La remise du bulletin de paie au salarié justifie-t-elle le versement effectif du salaire ?

Le salaire correspond à l’ensemble des sommes versées par un employeur à ses salariés en rétribution de leur travail. Il constitue la contrepartie directe et nécessaire à la relation de travail.

La rémunération se compose du salaire de base, auquel viennent s’ajouter d’autres éléments de rémunération, appelés compléments de salaire, tels que les avantages en espèces (commissions, primes et gratifications) ou en nature (tickets restaurant, etc.).

Le salarié doit être payé une fois par mois en espèces (jusqu’à 1500€) , par chèque barré ou par virement vers son compte bancaire ou postal (art. L.3241-1 du Code du travail).

Le Code du travail impose la régularité du paiement.

Pour un horaire de travail effectif déterminé, les salariés de droit privé bénéficient de la mensualisation qui leur garantit le versement du même salaire tous les mois, quel que soit le nombre de jours de travail dans le mois hors heures supplémentaires (art. L. 3242-1 du Code du travail).

L’article L. 3243-2 alinéa 1 du Code du travail dispose que : ”Lors du paiement du salaire, l’employeur remet aux personnes mentionnées à l’article L. 3243-1 une pièce justificative dite bulletin de paie.’’

L’employeur qui se soustrait à cette obligation se rend coupable de dissimulation d’emploi salarié (art. L. 8221-5 du Code du travail).

La remise d’un bulletin de paie au salarié s’applique à tous les employeurs, y compris aux particuliers. Ainsi, les salariés du particulier employeur doivent eux aussi recevoir un bulletin de paie. Certains dispositifs, tels que le chèque emploi-service universel (Cesu), permettent aux particuliers employeurs de déclarer les heures travaillées de leur salarié et de générer ainsi un bulletin de paie de manière simplifiée.

L’employeur qui ne remet pas de bulletin de paie au salarié s’expose à une contravention de 3e classe (450 € au maximum) pour chaque bulletin de paie non remis. Ce dernier peut aussi saisir le conseil de prud’hommes en référé et obtenir des dommages-intérêts en réparation du préjudice subi.

Un employeur peut-il se prévaloir d’avoir payé un salarié simplement parce qu’il a émis ou lui a remis son bulletin de paie ?

La remise du bulletin de paie au salarié ne suffit pas pour prouver que l’employeur a bien versé les sommes indiquées. Et le fait que le salarié l’accepte sans protestation ne veut pas dire qu’il renonce à contester leur montant.

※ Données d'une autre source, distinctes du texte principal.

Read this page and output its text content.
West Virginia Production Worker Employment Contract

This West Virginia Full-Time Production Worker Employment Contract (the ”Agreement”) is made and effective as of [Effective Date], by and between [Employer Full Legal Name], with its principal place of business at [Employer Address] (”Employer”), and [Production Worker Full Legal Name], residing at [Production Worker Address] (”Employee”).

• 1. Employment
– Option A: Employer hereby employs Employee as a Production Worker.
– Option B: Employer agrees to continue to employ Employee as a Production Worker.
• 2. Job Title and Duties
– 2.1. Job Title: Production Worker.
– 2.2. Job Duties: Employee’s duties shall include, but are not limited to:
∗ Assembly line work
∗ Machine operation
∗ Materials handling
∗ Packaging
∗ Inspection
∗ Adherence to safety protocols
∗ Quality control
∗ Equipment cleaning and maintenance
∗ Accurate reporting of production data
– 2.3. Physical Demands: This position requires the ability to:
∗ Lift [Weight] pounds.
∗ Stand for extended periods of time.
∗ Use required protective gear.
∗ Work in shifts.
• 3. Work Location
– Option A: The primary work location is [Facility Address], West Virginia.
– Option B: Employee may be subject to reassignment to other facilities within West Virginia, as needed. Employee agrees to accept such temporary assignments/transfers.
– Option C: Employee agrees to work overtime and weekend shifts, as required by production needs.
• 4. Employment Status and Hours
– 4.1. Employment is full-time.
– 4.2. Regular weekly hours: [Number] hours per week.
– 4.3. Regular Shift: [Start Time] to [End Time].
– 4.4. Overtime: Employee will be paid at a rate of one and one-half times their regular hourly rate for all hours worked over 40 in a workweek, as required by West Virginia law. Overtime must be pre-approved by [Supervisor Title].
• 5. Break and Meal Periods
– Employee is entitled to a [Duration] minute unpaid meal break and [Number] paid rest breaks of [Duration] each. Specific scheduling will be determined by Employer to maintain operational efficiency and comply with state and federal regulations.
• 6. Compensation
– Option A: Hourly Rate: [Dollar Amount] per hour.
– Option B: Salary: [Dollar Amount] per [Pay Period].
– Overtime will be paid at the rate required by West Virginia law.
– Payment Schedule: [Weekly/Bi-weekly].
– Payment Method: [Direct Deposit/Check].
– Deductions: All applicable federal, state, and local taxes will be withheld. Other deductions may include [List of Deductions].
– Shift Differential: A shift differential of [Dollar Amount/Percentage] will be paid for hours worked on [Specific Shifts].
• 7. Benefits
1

Une jurisprudence récente est venue rappeler ce principe selon lequel si le versement du salaire doit obligatoirement s’accompagner d’une remise d’un bulletin de paie, cette formalité ne justifie pas son paiement effectif (Cass. soc. 7-5-2024 n°22-23.124).

Dans cette affaire jugée le 7 mai, une salariée, négociatrice vente et location, demandait le paiement d’une somme au titre des commissions pour une vente. En appel, elle avait été déboutée de sa demande. Pour la cour d’appel, la preuve du paiement du salaire était apportée par l’employeur puisqu’il était fait mention du montant de cette commission sur le bulletin de paie et la feuille de commissionnement.

La Cour de cassation casse la décision et précise qu’il appartenait à l’employeur, débiteur de l’obligation de paiement de cette commission, de prouver qu’il avait bien exécuté son obligation et réglé la somme inscrite sur le bulletin et la feuille de commissionnement. Pour cela, il aurait dû produire notamment des pièces comptables.

Cette solution s’appuie, d’une part, sur l’article L. 3243-3 du Code du travail qui dispose que : « L’acceptation sans protestation ni réserve d’un bulletin de paie par le travailleur ne peut valoir de sa part renonciation au paiement de tout ou partie du salaire et des indemnités ou accessoires de salaire qui lui sont dus en application de la loi, du règlement, d’une convention ou d’un accord collectif de travail ou d’un contrat.

 D’autre part, cette solution s’appuie sur l’article 1315 du Code civil, lequel prévoit notamment que ”Celui qui réclame l’exécution d’une obligation doit la prouver.

Réciproquement, celui qui se prétend libéré doit justifier le paiement ou le fait qui a produit l’extinction de son obligation.”

Pour rappel : Il est possible de contester l’exactitude des sommes figurant sur le bulletin de paie, ou la réalité de leur paiement, en saisissant le conseil de prud’hommes sous un délai de 3 ans.

En cas de litige, si le salarié saisit la juridiction prud’homale afin d’obtenir le paiement de ses salaires et accessoires, il revient à l’employeur de rapporter la preuve qu’il a bien exécuté cette obligation. Sa comptabilité, les relevés bancaires sont des éléments qu’il peut notamment produire.